Being the lazy programmer that I am, and recognizing the days of effort involved, and the mistakes I am likely to make, I started wondering if there might a #define technique that would let me convert this code safely, and easily.
Do you have any suggestions?
In C, multi-dimensional arrays work like this:
#define array_length(a) (sizeof(a)/sizeof((a)[0]))
float a[100][200];
a[x][y] == ((float *)a)[array_length(a[0])*x + y];
In other words, they're really flat arrays and [][] is just syntactic sugar.
Suppose you do this:
#define at(a, i, j) ((typeof(**(a)) *)a)[(i) + array_length((a)[0])*(j)]
float a[100][200];
float b[100][200];
for (i = 0; i < 100; i++)
for (j = 0; j < 200; j++)
at(a, j, i) = at(b, j, i);
You're walking sequentially through memory, and pretending that a and b are actually laid out in column-major order. It's kind of horrible in that a[x][y] != at(a, x, y) != a[y][x], but as long as you remember that it's tricked out like this, you'll be fine.
Edit
Man, I feel dumb. The intention of this definition is to make at(a, x, y) == at[y][x], and it does. So the much simpler and easier to understand
#define at(a, i, j) (a)[j][i]
would be better that what I suggested above.
Are you sure your FORTRAN guys did things right?
The code snippet you originally posted is already accessing the arrays in row-major order (which is 'inefficient' for FORTRAN, 'efficient' for C).
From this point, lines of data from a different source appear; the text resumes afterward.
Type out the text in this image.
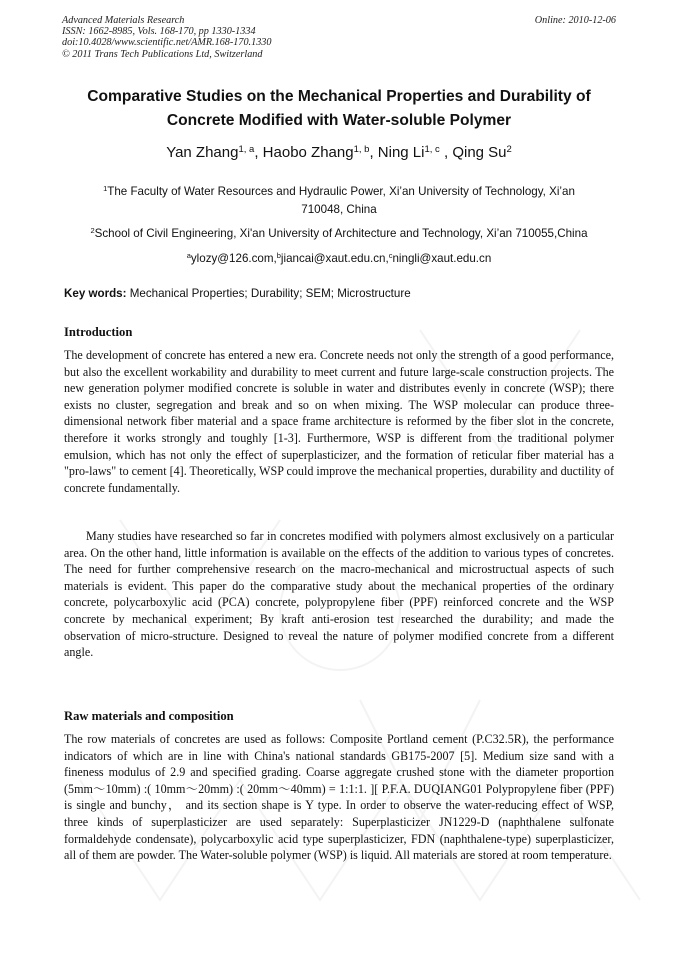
Advanced Materials Research
ISSN: 1662-8985, Vols. 168-170, pp 1330-1334
doi:10.4028/www.scientific.net/AMR.168-170.1330
© 2011 Trans Tech Publications Ltd, Switzerland
Online: 2010-12-06
Comparative Studies on the Mechanical Properties and Durability of
Concrete Modified with Water-soluble Polymer
Yan Zhang$^{1, a}$, Haobo Zhang$^{1, b}$, Ning Li$^{1, c}$ , Qing Su$^2$
$^1$The Faculty of Water Resources and Hydraulic Power, Xi’an University of Technology, Xi’an
710048, China
$^2$School of Civil Engineering, Xi'an University of Architecture and Technology, Xi’an 710055,China
$^a$ylozy@126.com,$^b$jiancai@xaut.edu.cn,$^c$ningli@xaut.edu.cn
Key words: Mechanical Properties; Durability; SEM; Microstructure
Introduction
The development of concrete has entered a new era. Concrete needs not only the strength of a good performance, but also the excellent workability and durability to meet current and future large-scale construction projects. The new generation polymer modified concrete is soluble in water and distributes evenly in concrete (WSP); there exists no cluster, segregation and break and so on when mixing. The WSP molecular can produce three-dimensional network fiber material and a space frame architecture is reformed by the fiber slot in the concrete, therefore it works strongly and toughly [1-3]. Furthermore, WSP is different from the traditional polymer emulsion, which has not only the effect of superplasticizer, and the formation of reticular fiber material has a "pro-laws" to cement [4]. Theoretically, WSP could improve the mechanical properties, durability and ductility of concrete fundamentally.
Many studies have researched so far in concretes modified with polymers almost exclusively on a particular area. On the other hand, little information is available on the effects of the addition to various types of concretes. The need for further comprehensive research on the macro-mechanical and microstructual aspects of such materials is evident. This paper do the comparative study about the mechanical properties of the ordinary concrete, polycarboxylic acid (PCA) concrete, polypropylene fiber (PPF) reinforced concrete and the WSP concrete by mechanical experiment; By kraft anti-erosion test researched the durability; and made the observation of micro-structure. Designed to reveal the nature of polymer modified concrete from a different angle.
Raw materials and composition
The row materials of concretes are used as follows: Composite Portland cement (P.C32.5R), the performance indicators of which are in line with China's national standards GB175-2007 [5]. Medium size sand with a fineness modulus of 2.9 and specified grading. Coarse aggregate crushed stone with the diameter proportion (5mm～10mm) :( 10mm～20mm) :( 20mm～40mm) = 1:1:1. ][ P.F.A. DUQIANG01 Polypropylene fiber (PPF) is single and bunchy， and its section shape is Y type. In order to observe the water-reducing effect of WSP, three kinds of superplasticizer are used separately: Superplasticizer JN1229-D (naphthalene sulfonate formaldehyde condensate), polycarboxylic acid type superplasticizer, FDN (naphthalene-type) superplasticizer, all of them are powder. The Water-soluble polymer (WSP) is liquid. All materials are stored at room temperature.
As illustrated by the snippet of code and as mentioned in your question, getting this 'correct' can be error prone. Worry about getting the FORTRAN code ported to C first without worrying about details like this. When the port is working - then you can worry about changing column-order accesses to row-order accesses (if it even really matters after the port is working).
One of my first programming jobs out of college was to fix a long-running C app that had been ported from FORTRAN. The arrays were much larger than yours and it was taking something around 27 hours per run. After fixing it, they ran in about 2.5 hours... pretty sweet!
(OK, it really wasn't assigned, but I was curious and found a big problem with their code. Some of the old timers didn't like me much despite this fix.)
It would seem that the same issue is found here.
real B(100, 200)
real A(100,200)
... initialize B array code.
do I = 1, 100
do J = 1, 200
A(I,J) = B(I,J)
end do
end do
Your looping (to be good FORTRAN) would be:
real B(100, 200)
real A(100,200)
... initialize B array code.
do J = 1, 200
do I = 1, 100
A(I,J) = B(I,J)
end do
end do
Otherwise you are marching through the arrays in row-major, which could be highly inefficient.
At least I believe that's how it would be in FORTRAN - it's been a long time.
Saw you updated the code...
Now, you'd want to swap the loop control variables so that you iterate on the rows and then inside that iterate on the columns if you are converting to C.